Darknet markets rely on the encrypted Tor network, which disguises the location of a site’s server and users visiting it through special browser software. Since the debut of Tor’s hidden services, a handful of sites have cropped up to sell illicit drugs through the mail in exchange for cryptocurrencies like bitcoin.

Law enforcement agencies have at times been able to unmask users and administrations on darknet markets, leading to arrests and the seizure of entire sites, like Silk Road. Empire Market, founded in February 2018, is one of the last large-scale darknet drug markets still running after law enforcement seized the Silk Road, AlphaBay, Wall Street and Hansa markets and another, Dream Market, shut down voluntarily.

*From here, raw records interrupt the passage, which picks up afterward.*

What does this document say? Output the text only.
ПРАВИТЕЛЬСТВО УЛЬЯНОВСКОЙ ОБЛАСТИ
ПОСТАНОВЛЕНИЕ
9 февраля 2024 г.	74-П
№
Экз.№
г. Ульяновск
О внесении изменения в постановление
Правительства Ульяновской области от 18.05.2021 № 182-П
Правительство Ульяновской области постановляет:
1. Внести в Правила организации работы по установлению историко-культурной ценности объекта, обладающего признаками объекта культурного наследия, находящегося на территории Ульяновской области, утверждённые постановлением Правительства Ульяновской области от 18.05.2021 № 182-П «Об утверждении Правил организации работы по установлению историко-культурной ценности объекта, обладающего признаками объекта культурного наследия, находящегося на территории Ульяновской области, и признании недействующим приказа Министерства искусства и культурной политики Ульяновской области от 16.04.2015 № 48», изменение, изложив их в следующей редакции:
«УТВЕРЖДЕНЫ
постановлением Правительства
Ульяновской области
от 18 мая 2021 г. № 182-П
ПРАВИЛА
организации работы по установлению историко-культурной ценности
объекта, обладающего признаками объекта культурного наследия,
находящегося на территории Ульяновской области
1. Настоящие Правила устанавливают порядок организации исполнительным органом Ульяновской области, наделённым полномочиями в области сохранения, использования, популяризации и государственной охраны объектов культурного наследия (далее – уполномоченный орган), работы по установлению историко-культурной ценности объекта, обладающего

In addition to Empire’s illicit pharmaceutical offerings, the COVID-19 pandemic has also spurred a number of advertisements for personal protective equipment (PPE) like N95 masks, which are desperately needed by health-care workers and other first responders to protect them from the virus.

One of the sellers offering chloroquine posted an ad for bulk shipments of N95 face masks. The ad offers scaled pricing depending on the size of the order, down to $2 a mask for those purchasing between two and three thousand of the masks. In a press conference on Sunday, New York Gov. Andrew Cuomo said the shortage of PPE has forced states to bid against each other and driven up the price from legitimate vendors to as much as $7 a mask for N95 equipment.

The private sale of N95 masks remains legal in the U.S. if socially scorned in light of the shortages faced by health-care workers fighting the pandemic. Large e-retailers like Amazon and eBay recently banned the sale of medical-grade personal protective equipment on their platforms.